Les Noyaux
Depuis vingt-cinq ans que nous jetons les noyaux sur le gazon en grignotant des olives avec l’anisette, jamais nous n’en avons vu un germer et tout espoir est perdu de jamais prendre l’apéritif sous l’ombre tenue d’un olivier. Le climat de la Savoie n’est pas seul en cause car à Turenne non plus un noyau d’olive ne germait pas sans être choyé. Il n’en était pas de même des pêches ou des dattes. Vous jetez négligemment le noyau, quelqu’un marche dessus, il s’enfance dans la terre et si peu d’humidité qu’il y trouve, le voilà qui lance sa petite plante vers le ciel. Un jeune pêcher grandit sans attendre de soins et pendant huit ans il nous donne des pêches pas très grosses, veloutées, douces au toucher, d’un jaune discret et d’un parfum qui ne s’éteint pas quand on mord dans la chair. Elles sont souvent habitées par un ver qui nous permet de mordre autour de sa chambre, ce que nous faisons avec précaution, la dent habile, car aussi habile, car aussi aimable que soit le ver nous préférons l’éviter. Cette chair ferme, sucrée et surtout parfumée, comment la retrouver aujourd’hui dans ces magnifiques pêches offertes sur les étals, trop belles pour être honnêtes ?
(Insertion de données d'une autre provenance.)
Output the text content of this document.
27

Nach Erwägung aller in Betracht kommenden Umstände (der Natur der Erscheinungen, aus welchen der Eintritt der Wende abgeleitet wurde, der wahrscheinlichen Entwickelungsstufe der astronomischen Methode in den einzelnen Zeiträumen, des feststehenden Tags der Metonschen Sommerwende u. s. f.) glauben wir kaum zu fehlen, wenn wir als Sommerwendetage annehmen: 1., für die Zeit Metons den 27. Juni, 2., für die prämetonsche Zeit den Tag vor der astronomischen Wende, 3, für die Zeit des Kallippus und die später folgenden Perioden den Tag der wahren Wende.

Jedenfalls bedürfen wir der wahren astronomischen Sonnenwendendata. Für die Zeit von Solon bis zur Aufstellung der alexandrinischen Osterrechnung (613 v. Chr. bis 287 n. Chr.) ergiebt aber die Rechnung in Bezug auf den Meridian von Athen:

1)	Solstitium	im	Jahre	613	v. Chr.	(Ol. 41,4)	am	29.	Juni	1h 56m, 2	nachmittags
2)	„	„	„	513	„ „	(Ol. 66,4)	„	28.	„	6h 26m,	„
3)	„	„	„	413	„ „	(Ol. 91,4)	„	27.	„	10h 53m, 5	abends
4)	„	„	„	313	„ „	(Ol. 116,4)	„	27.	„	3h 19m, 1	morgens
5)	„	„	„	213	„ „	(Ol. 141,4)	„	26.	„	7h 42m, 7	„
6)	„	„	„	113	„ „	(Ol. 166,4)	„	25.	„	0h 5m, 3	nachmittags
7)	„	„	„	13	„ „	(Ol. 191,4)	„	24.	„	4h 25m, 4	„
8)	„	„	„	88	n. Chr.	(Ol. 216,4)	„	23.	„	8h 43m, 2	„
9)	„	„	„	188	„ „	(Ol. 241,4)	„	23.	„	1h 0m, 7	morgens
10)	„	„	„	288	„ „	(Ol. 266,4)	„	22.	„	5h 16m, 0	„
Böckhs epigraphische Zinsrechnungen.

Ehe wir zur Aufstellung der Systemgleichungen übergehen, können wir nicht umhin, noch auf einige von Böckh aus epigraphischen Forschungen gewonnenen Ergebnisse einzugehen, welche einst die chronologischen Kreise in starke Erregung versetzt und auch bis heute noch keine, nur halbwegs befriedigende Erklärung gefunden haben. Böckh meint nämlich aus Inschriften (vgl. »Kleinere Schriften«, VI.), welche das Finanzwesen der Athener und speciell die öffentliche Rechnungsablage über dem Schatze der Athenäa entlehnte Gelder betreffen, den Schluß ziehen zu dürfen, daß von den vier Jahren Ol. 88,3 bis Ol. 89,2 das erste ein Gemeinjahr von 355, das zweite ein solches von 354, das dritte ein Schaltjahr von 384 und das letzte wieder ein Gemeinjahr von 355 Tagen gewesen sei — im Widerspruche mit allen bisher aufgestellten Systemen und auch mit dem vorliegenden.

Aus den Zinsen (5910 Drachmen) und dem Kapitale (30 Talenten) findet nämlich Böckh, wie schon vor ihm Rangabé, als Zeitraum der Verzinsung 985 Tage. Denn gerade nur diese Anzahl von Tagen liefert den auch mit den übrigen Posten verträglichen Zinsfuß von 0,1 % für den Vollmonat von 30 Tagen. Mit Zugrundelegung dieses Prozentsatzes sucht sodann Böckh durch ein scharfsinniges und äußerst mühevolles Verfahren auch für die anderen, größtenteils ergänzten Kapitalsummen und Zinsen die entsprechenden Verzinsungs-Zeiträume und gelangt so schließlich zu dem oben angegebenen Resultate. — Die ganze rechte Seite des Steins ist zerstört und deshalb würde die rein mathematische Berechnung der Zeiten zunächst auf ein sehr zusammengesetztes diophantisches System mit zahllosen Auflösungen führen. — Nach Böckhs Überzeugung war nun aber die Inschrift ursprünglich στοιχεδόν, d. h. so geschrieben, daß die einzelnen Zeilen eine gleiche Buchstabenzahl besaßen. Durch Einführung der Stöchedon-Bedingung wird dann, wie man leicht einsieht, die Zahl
Quant aux noyaux de dattes, ils poussaient une jolie pointe qui grandissait, montait en fuseau jusqu’à quinze ou vingt centimètres et ne devenait jamais dattier car nous l’arrachions avant pour mordre le blanc de sa tige ou tresser les lames serrées de sa première palme encore non épanouie, sachant que sous notre climat de Turenne il gelait au premier hiver.
D’autres noyaux avaient peu de chance de germer tant nous les torturions dans les jeux qu’ils nous inspiraient. La saison des nèfles était brève et à peine moins brève celle des jeux sous le préau que craignaient nos mères car nous y abimions fort nos casques. La cour de récréation où tombait le soleil était désertée. Le préau devenait un souk dans l’ombre duquel les élèves étaient assis par petits groupes de trois ou quatre, rarement plus, les jambes repliées à la turque, un petit espace de ciment ménagé au milieu du groupe. Le jeu consistait à déposer chacun cinq, sept ou plus de noyaux de nèfles dans le casque du joueur, lui compris, lequel retournait soudain le casque sur le sol pour y jeter le contenu. Les noyaux lisses, aux formes arrondies rendues irrégulières par leur contact mutuel au sein de la nèfle, tombaient plus ou moins dispersés, se touchant souvent, se soutenant parfois les uns les autres en équilibre instable. Le casque relevé, ils apparaissaient dans leur désordre et le joueur devait alors les retirer un à un, sans en toucher aucun autre. Au moindre bougé décelé sur un noyau, il perdait tous ceux qui restaient et que les autres joueurs se partageaient. La partie durait toute la récréation et au frappement de mains du maître chacun se jetait sur les noyaux restés à terre sans se soucier d’équité et courait dans les rangs en tâtant ses poches de culottes pour en comparer le volume avec celui que le souvenir avait gardé du début de la partie. Trois choses s’abimaient au fil des jours, le bord du casque de liège usé par le frottement sur le ciment, les poches qui éclataient sous la pression des noyaux et, heureusement pour nos mères, les noyaux eux-mêmes qui peu à peu, non renouvelés, le temps des nèfles passant, perdaient leur belle pelure brune et lisse, se fendaient en deux, se fripaient et devenaient inutilisables. Le jeu cessait bientôt faute de munitions.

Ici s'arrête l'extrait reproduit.